For many, the stock image of Africa starts with the colonial stereotype of the “noble savage” – people and cultures both primitive and vibrant, still magically in touch with the ways of the natural world. And let’s not forget that the sense of rhythm, honed after generations of dancing around ceremonial fires.

As everyone knows, South African has an extra element – the whites. White settlers, the people responsible for inventing apartheid, live here too. They are described as the burly, bearded folk in khaki bush suits, wearing veldt hats and clutching rifles to keep marauding lions, rhinos and the occasional restless native at bay. It is the image most people have of the Afrikaner, and it is the way many people imagine all white South Africans to be.

But these stereotypes have little basis in reality. South Africa is an extraordinary tapestry of race and culture like no other place anywhere in the world. And despite the problems of the past, it is a society that is beginning to find great strength in its diversity.

Diversity – culture, race, language

Diversity was definitely what the country’s first democratic election was all about. No less than 19 different parties, representing practically every aspect of the political, religious and social spectrum, presented themselves to the public voting. And seven of them found enough support among this public to gain representation in parliament.

Diversity of language and culture was further recognized by the newly elected government in giving equal official status to 11 of the languages spoken throughout the country – English, Afrikaans, Zulu, Xhoso, Sohto, Venda, Tswana, Tsonga, Pedi, Shangaan and Ndebele.

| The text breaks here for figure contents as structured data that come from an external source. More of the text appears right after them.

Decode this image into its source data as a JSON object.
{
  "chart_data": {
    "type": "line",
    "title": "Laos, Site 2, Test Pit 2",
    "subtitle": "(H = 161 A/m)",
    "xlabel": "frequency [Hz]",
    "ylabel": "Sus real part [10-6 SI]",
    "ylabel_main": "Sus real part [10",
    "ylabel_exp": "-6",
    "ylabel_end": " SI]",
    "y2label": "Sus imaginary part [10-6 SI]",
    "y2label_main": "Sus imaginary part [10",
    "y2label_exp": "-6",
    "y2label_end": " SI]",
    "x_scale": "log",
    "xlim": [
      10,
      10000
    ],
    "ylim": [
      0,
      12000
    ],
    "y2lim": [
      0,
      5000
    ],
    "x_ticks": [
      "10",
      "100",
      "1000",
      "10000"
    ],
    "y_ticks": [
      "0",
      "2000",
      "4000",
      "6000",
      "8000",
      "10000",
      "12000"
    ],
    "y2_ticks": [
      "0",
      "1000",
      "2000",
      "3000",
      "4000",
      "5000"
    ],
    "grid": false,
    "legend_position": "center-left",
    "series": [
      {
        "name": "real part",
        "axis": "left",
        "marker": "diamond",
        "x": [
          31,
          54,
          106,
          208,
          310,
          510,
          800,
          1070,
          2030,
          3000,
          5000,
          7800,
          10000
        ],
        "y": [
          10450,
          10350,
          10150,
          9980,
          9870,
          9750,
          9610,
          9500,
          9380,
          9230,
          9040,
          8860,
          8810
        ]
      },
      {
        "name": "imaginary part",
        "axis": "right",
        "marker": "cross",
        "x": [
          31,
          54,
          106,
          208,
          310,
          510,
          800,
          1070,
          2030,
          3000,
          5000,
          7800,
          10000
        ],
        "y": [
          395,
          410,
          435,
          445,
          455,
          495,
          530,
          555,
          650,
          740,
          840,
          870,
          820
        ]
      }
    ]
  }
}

Switch on the television in South Africa today and you will find news broadcasts coming at you in each of the four main language groups – Englist, Nguni (Zulu and Xhosa), Afrikaans and Sotho. Switch over to a local soccer math and you will get your commentary broken up into 15 minute slots, alternating between Zulu and Xhoso, English and Sotho. Diversity? I think South Africa invented the term.

So the one thing first-time visitors should not pack is the preconception of a nation divided into two basic groups of blacks and whites. Nothing is simple in South Africa. It is a far more fascinating place that that.